Primavera
I
De
lomo o de cuadrada, así son mas grandes, no, mejor de peceto, si, serán más
chicas, pero tal vez salen más, si, las milanesas que sean de peceto. Y también
pan, por lo menos un kilo. Y unas botellas de plástico para llevar jugo. Y galletitas
y mandarinas. El listado tendría cosas simples, pero la cara de Papá mirando
ese garabato escrito a las apuradas, eso sí que es cosa seria, pasaba del
asombro a la alegría, de la sonrisa al gesto adusto, pero al final, todo se
podía. Entonces, casi un mes antes, ya todo estaba organizado. Aunque al final,
los varones se encargaban de la pelota y el mate, las mujeres del almuerzo y el
postre, todo estaba organizado.
El
viaje en colectivo primero, después en tren, luego el subte hasta Palermo. ¡Qué
manera de reírse! Y hablando a los gritos, pero nada de líos, ya eran grandes
aquellos chicos y chicas a punto de salir de la escuela secundaria. Ni siquiera
hacía falta que los acompañara un adulto, ¿Para qué?, ellos sabían cuidarse
solos. Palermo era una fiesta por donde se lo mire, cientos o tal vez miles, de
niños y niñas, algunos cantando a coro en torno a algún improvisado
guitarrista, otros caminando en grupos, con una alegría infinita, -y cierta
invencible audacia- llevándose el mundo por delante. Ahí estaban ellos,
parándose firmes ante esa, su Primavera argentina, con su andar de primer beso,
con su alocada carrera en una cancha de futbol sin límites, empapados en sudor,
roncos de juventud, parte de un paisaje de flores a punto de explotar en
colores, viviendo a más no poder la algarabía de un septiembre iluminado con
las rosas nuevas de un 1983 poderosamente florecido de democracia.
Primavera
II
¡Más
fuerte, más fuerte!, con su voz a media lengua, ella que apenas tiene cinco
añitos le pide a su hermano que empuje la hamaca hasta las nubes. Ya
recorrieron el tobogán, y hasta el subeybaja, en el que su desgarbado acompañante
se animó a subirse solo para darle el gusto. Un rato en el arenero y luego
juntar el delantal, la bolsita de tela a cuadros con el vaso y emprender camino
más allá de la plaza, que repleta de familias, jóvenes y niños, los apretuja y
los deja salir. Luego, a caminar despacio, de la mano a veces. El tiene diez
años mas que ella, la mira a través del flequillo y los anteojos gruesos, no le
quita la mirada. Es su responsabilidad. Desde que dejó de estudiar trabaja a
veces de vendedor ambulante, y hace de cuidador permanente de su hermana. Ella,
de cabello rizado y rubio, corre si él la deja atrás, se esconde tras una
planta, vuelve a salir, jugando así y caminando entran en una panadería y
compran media docena de medialunas. Siguen su camino de la mano. Un rato más
tarde están en la rambla, bajan a la playa. Tienden una lona y se sientan a
esperar.
Cruzando
la calle, en la ventana del sexto piso de un alto y suntuoso edificio, una
mujer limpia los vidrios y los mira. Ellos la descubren y alzan los brazos.
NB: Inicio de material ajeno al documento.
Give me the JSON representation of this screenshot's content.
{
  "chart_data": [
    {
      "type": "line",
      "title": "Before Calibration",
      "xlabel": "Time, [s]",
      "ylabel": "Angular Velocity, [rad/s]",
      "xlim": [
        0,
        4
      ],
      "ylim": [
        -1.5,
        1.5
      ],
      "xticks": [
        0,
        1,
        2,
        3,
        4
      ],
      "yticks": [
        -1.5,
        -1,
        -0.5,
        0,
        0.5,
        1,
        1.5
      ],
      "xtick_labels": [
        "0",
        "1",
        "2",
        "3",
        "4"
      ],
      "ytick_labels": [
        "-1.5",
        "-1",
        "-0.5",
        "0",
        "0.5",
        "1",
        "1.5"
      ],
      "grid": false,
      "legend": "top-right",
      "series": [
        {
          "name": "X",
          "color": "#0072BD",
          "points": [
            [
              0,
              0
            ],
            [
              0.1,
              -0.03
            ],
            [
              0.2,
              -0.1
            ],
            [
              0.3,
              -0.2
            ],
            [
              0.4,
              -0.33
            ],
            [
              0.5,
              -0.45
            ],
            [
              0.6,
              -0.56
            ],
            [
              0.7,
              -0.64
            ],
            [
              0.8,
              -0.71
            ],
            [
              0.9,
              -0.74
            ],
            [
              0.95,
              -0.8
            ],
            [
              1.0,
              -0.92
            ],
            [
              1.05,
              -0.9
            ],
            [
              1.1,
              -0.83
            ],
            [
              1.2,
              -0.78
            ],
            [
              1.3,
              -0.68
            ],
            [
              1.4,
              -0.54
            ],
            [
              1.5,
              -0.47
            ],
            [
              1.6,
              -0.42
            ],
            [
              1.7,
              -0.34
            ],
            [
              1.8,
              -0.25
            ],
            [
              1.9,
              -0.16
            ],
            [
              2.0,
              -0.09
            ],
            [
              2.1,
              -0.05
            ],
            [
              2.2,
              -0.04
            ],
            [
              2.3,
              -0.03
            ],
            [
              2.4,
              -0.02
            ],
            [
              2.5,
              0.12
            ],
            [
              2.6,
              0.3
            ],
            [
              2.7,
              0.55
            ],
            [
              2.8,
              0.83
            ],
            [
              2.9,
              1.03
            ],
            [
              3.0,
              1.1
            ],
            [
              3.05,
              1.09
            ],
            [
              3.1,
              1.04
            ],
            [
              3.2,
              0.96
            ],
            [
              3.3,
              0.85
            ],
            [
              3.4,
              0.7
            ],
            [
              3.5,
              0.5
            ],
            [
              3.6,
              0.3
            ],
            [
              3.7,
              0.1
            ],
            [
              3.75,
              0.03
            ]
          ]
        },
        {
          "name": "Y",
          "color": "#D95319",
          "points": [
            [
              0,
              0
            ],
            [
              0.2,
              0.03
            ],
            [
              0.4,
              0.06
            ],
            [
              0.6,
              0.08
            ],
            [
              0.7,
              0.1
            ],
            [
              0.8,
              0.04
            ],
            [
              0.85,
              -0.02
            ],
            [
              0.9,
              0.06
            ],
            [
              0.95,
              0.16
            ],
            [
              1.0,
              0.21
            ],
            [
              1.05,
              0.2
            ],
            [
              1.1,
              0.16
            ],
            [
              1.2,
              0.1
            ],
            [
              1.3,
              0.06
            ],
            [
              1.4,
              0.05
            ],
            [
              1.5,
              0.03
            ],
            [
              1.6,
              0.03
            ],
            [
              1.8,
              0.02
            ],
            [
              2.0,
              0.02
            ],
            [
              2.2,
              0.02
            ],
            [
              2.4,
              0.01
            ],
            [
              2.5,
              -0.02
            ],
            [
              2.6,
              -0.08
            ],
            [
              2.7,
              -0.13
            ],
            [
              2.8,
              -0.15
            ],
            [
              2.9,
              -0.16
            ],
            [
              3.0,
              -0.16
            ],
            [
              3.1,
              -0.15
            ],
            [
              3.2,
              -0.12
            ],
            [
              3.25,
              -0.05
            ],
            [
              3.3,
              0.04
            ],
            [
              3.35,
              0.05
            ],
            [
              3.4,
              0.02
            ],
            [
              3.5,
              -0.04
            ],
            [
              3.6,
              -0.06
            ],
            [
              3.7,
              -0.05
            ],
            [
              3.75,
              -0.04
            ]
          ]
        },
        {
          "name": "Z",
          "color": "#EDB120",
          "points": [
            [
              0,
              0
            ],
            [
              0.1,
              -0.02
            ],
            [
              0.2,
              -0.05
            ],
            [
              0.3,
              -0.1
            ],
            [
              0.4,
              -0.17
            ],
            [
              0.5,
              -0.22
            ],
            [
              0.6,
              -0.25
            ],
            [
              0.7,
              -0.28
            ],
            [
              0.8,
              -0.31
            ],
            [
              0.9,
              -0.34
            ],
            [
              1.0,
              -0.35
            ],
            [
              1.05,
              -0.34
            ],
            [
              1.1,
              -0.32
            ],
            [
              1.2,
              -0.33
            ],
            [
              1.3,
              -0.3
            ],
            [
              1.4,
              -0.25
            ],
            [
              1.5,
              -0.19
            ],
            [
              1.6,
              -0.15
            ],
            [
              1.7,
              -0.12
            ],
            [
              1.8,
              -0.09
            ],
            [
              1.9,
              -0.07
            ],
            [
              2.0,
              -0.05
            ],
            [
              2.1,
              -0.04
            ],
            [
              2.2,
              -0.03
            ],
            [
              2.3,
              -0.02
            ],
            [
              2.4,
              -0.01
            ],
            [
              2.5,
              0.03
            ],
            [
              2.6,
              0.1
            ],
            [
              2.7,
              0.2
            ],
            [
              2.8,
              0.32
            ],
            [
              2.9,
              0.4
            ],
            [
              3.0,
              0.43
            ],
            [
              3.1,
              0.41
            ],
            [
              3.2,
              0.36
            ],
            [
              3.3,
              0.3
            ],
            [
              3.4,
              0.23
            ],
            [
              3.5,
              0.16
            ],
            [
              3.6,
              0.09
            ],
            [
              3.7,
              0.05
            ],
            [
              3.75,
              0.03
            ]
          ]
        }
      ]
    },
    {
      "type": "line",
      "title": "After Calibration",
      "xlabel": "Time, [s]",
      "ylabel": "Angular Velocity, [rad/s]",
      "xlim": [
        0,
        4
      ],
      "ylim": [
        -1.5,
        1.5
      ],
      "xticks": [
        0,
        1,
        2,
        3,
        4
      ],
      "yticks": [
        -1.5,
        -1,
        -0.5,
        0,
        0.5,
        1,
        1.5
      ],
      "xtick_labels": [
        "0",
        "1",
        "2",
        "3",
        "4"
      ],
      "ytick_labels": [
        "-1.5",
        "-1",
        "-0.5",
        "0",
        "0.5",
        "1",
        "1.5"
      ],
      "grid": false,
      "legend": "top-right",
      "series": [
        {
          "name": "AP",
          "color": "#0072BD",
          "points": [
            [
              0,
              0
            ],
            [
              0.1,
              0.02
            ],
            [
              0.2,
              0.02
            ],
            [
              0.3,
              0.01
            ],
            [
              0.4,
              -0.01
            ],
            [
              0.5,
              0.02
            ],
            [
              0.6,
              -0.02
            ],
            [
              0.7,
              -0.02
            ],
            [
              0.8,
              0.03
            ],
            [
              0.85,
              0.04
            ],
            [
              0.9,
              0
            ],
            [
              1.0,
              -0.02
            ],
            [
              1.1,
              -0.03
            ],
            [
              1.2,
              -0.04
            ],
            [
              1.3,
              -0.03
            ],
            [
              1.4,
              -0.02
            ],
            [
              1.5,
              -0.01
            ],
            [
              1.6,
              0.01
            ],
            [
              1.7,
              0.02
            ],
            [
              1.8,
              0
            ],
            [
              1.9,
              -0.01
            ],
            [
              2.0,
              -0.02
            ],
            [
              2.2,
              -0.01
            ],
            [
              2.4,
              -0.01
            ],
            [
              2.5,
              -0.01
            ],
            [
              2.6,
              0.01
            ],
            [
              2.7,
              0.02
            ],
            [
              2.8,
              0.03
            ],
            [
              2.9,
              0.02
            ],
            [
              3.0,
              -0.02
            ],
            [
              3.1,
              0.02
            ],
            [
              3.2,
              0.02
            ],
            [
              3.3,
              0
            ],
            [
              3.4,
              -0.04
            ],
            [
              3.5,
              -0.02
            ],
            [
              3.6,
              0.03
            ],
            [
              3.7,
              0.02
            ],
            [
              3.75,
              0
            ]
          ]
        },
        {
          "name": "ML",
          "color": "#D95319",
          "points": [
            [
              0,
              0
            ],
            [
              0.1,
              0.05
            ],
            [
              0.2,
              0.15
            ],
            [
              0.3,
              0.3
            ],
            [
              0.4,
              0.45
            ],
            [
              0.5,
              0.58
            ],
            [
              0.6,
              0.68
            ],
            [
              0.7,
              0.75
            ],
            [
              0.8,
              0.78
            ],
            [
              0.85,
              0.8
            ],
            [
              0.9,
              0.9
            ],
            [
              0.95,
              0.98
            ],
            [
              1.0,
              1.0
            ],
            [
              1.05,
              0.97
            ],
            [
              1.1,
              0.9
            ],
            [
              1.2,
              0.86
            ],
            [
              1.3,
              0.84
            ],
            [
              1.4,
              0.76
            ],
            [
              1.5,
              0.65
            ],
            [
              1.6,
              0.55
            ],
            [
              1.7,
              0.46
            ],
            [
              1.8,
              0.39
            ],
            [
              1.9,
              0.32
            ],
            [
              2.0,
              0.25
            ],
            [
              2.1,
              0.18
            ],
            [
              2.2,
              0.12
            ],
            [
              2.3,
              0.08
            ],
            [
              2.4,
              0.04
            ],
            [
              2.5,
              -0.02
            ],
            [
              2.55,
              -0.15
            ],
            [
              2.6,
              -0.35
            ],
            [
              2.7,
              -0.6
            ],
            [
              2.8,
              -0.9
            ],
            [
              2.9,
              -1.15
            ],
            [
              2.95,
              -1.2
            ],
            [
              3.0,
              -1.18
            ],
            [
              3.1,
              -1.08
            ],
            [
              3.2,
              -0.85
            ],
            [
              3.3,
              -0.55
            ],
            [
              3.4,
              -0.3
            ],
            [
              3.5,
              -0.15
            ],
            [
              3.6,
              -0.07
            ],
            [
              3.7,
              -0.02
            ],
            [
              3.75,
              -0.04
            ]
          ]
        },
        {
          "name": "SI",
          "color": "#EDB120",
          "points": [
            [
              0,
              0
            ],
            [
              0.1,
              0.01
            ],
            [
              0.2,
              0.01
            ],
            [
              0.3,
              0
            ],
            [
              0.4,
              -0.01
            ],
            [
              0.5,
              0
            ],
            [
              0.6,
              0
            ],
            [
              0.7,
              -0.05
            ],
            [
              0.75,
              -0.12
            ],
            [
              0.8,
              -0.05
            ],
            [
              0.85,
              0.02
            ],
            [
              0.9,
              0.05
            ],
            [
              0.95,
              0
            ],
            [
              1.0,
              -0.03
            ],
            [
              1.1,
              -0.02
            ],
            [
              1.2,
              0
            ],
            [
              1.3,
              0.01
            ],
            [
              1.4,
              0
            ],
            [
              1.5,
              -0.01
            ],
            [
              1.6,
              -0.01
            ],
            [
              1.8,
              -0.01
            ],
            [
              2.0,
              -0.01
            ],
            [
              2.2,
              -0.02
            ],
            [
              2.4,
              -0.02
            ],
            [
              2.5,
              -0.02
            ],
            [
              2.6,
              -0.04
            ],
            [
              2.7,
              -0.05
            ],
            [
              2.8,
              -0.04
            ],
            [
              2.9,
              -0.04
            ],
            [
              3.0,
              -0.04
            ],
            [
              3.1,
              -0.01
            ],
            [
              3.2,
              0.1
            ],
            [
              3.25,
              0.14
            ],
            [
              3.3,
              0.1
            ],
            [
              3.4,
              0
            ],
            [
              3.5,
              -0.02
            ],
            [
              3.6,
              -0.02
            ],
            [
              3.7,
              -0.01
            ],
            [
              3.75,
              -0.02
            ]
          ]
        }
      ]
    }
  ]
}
Ella se abre el guardapolvo color celeste y les muestra que debajo ya tiene
puesta la malla de baño. Con un gesto les dice que ya termina, que ya baja.
Luego, con sus brazos musculosos la mujer aprieta el trapo con firmeza contra
el vidrio, saca el cuerpo hacia afuera de la ventana. Abajo, los dos se miran,
contienen el aliento. Ella termina de limpiar ese vidrio, vuelve a entrar,
vuelve a hacerles señas. Unos minutos después, se encuentran en la playa, se
unen en un abrazo, ríen, comparten mates y medialunas. En esa comunión, la madre y sus dos hijos no
saben que muchas primaveras después, en otro país, él recobrará ese momento de septiembre,
escribiendo conmovido para la última página de un diario.